If you want secure mail you cannot use web-based mail like gmail. That's because decryption has to take place locally. You must control your private key, or you have no security. I could see how it might work in browser-based email, but it would be harder to implement correctly (and securely) than a standalone email client, because your browser would have to have access to your private key. Given the vulnerabilities that have come to light with browsers in general, and javascript in particular, (which would be a likely method for implementation), I just don't believe it would ultimately be workable.
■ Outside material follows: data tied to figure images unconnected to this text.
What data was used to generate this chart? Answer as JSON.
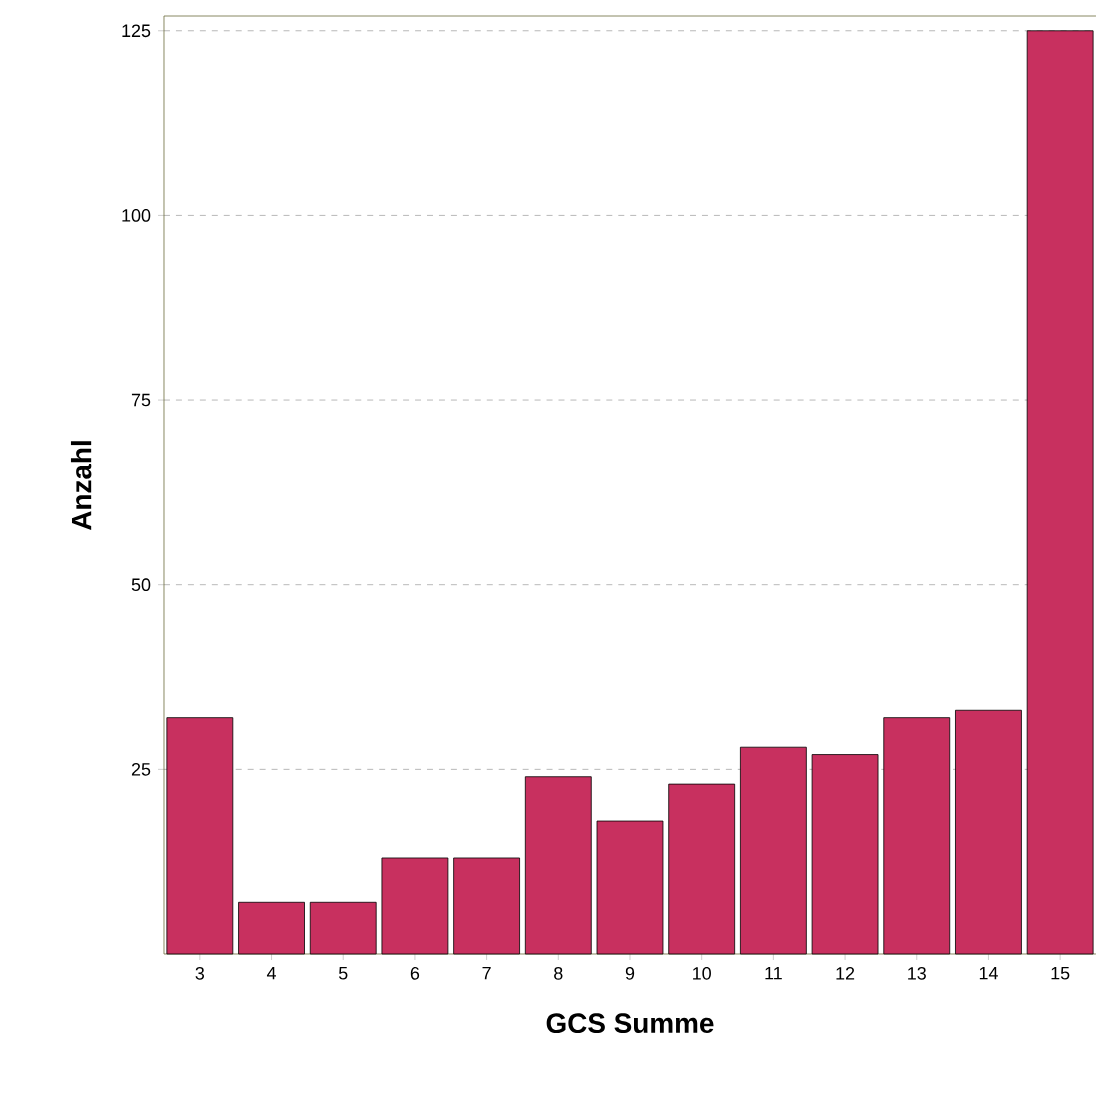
{
  "chart_data": {
    "type": "bar",
    "xlabel": "GCS Summe",
    "ylabel": "Anzahl",
    "categories": [
      "3",
      "4",
      "5",
      "6",
      "7",
      "8",
      "9",
      "10",
      "11",
      "12",
      "13",
      "14",
      "15"
    ],
    "values": [
      32,
      7,
      7,
      13,
      13,
      24,
      18,
      23,
      28,
      27,
      32,
      33,
      125
    ],
    "color": "#c8305f",
    "ylim": [
      0,
      127
    ],
    "yticks": [
      25,
      50,
      75,
      100,
      125
    ],
    "grid": "y"
  }
}
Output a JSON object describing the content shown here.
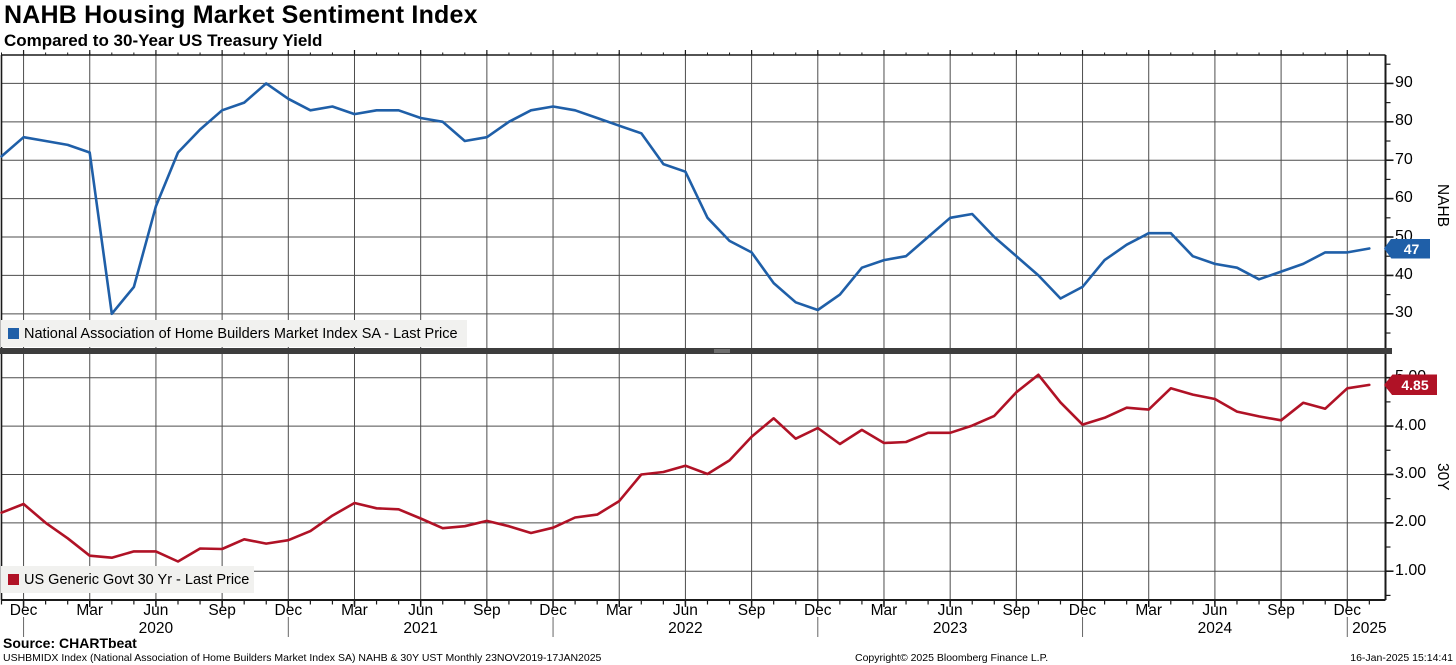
{
  "header": {
    "title": "NAHB Housing Market Sentiment Index",
    "subtitle": "Compared to 30-Year US Treasury Yield"
  },
  "footer": {
    "source": "Source: CHARTbeat",
    "footnote": "USHBMIDX Index (National Association of Home Builders Market Index SA) NAHB & 30Y UST  Monthly 23NOV2019-17JAN2025",
    "copyright": "Copyright© 2025 Bloomberg Finance L.P.",
    "timestamp": "16-Jan-2025 15:14:41"
  },
  "colors": {
    "nahb": "#1f5fa8",
    "treasury": "#b01226",
    "grid": "#4d4d4d",
    "axis": "#1a1a1a",
    "legend_bg": "#f1f1ef",
    "divider": "#3d3d3d"
  },
  "chart_data": [
    {
      "type": "line",
      "panel": "top",
      "legend": "National Association of Home Builders Market Index SA - Last Price",
      "axis_title": "NAHB",
      "color_key": "nahb",
      "last_price": 47,
      "last_price_label": "47",
      "ylim": [
        21,
        97.5
      ],
      "yticks": [
        30,
        40,
        50,
        60,
        70,
        80,
        90
      ],
      "tick_decimals": 0,
      "x_monthly_from": "Nov 2019",
      "x_monthly_to": "Jan 2025",
      "values": [
        71,
        76,
        75,
        74,
        72,
        30,
        37,
        58,
        72,
        78,
        83,
        85,
        90,
        86,
        83,
        84,
        82,
        83,
        83,
        81,
        80,
        75,
        76,
        80,
        83,
        84,
        83,
        81,
        79,
        77,
        69,
        67,
        55,
        49,
        46,
        38,
        33,
        31,
        35,
        42,
        44,
        45,
        50,
        55,
        56,
        50,
        45,
        40,
        34,
        37,
        44,
        48,
        51,
        51,
        45,
        43,
        42,
        39,
        41,
        43,
        46,
        46,
        47
      ]
    },
    {
      "type": "line",
      "panel": "bottom",
      "legend": "US Generic Govt 30 Yr - Last Price",
      "axis_title": "30Y",
      "color_key": "treasury",
      "last_price": 4.85,
      "last_price_label": "4.85",
      "ylim": [
        0.4,
        5.5
      ],
      "yticks": [
        1.0,
        2.0,
        3.0,
        4.0,
        5.0
      ],
      "tick_decimals": 2,
      "x_monthly_from": "Nov 2019",
      "x_monthly_to": "Jan 2025",
      "values": [
        2.21,
        2.39,
        2.0,
        1.68,
        1.32,
        1.28,
        1.41,
        1.41,
        1.2,
        1.47,
        1.46,
        1.66,
        1.57,
        1.64,
        1.83,
        2.15,
        2.41,
        2.3,
        2.28,
        2.09,
        1.89,
        1.93,
        2.04,
        1.93,
        1.79,
        1.9,
        2.11,
        2.17,
        2.45,
        3.0,
        3.05,
        3.18,
        3.01,
        3.29,
        3.78,
        4.16,
        3.74,
        3.96,
        3.63,
        3.92,
        3.65,
        3.67,
        3.86,
        3.86,
        4.01,
        4.21,
        4.7,
        5.06,
        4.49,
        4.03,
        4.17,
        4.38,
        4.34,
        4.78,
        4.65,
        4.56,
        4.3,
        4.2,
        4.12,
        4.48,
        4.36,
        4.78,
        4.85
      ]
    }
  ],
  "x_axis": {
    "unit": "month",
    "months_count": 63,
    "quarter_ticks": [
      {
        "i": 1,
        "label": "Dec"
      },
      {
        "i": 4,
        "label": "Mar"
      },
      {
        "i": 7,
        "label": "Jun"
      },
      {
        "i": 10,
        "label": "Sep"
      },
      {
        "i": 13,
        "label": "Dec"
      },
      {
        "i": 16,
        "label": "Mar"
      },
      {
        "i": 19,
        "label": "Jun"
      },
      {
        "i": 22,
        "label": "Sep"
      },
      {
        "i": 25,
        "label": "Dec"
      },
      {
        "i": 28,
        "label": "Mar"
      },
      {
        "i": 31,
        "label": "Jun"
      },
      {
        "i": 34,
        "label": "Sep"
      },
      {
        "i": 37,
        "label": "Dec"
      },
      {
        "i": 40,
        "label": "Mar"
      },
      {
        "i": 43,
        "label": "Jun"
      },
      {
        "i": 46,
        "label": "Sep"
      },
      {
        "i": 49,
        "label": "Dec"
      },
      {
        "i": 52,
        "label": "Mar"
      },
      {
        "i": 55,
        "label": "Jun"
      },
      {
        "i": 58,
        "label": "Sep"
      },
      {
        "i": 61,
        "label": "Dec"
      }
    ],
    "year_labels": [
      {
        "i": 7,
        "label": "2020"
      },
      {
        "i": 19,
        "label": "2021"
      },
      {
        "i": 31,
        "label": "2022"
      },
      {
        "i": 43,
        "label": "2023"
      },
      {
        "i": 55,
        "label": "2024"
      },
      {
        "i": 62,
        "label": "2025"
      }
    ],
    "year_separator_indices": [
      1,
      13,
      25,
      37,
      49,
      61
    ]
  }
}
Public-key cryptography is the best tool to use for encrypted email because you don't have to have previously shared a password to decrypt the message, but it's not all that is available. PGP/GPG also does symmetric algorithms like 3des and AES. Again, the big problem with using more 'conventional protocols, is that the message is encrypted with a passphrase, and you need to be able to communicate that passphrase to the recipient securely. There are some pretty straightforward ways of creating passwords algorithmically, but such methods rely emphatically on secrecy of the method you use. Security by obscurity is not something to bet your life on.
Bottom line, look for email clients with PGP or GPG integration as your best bet.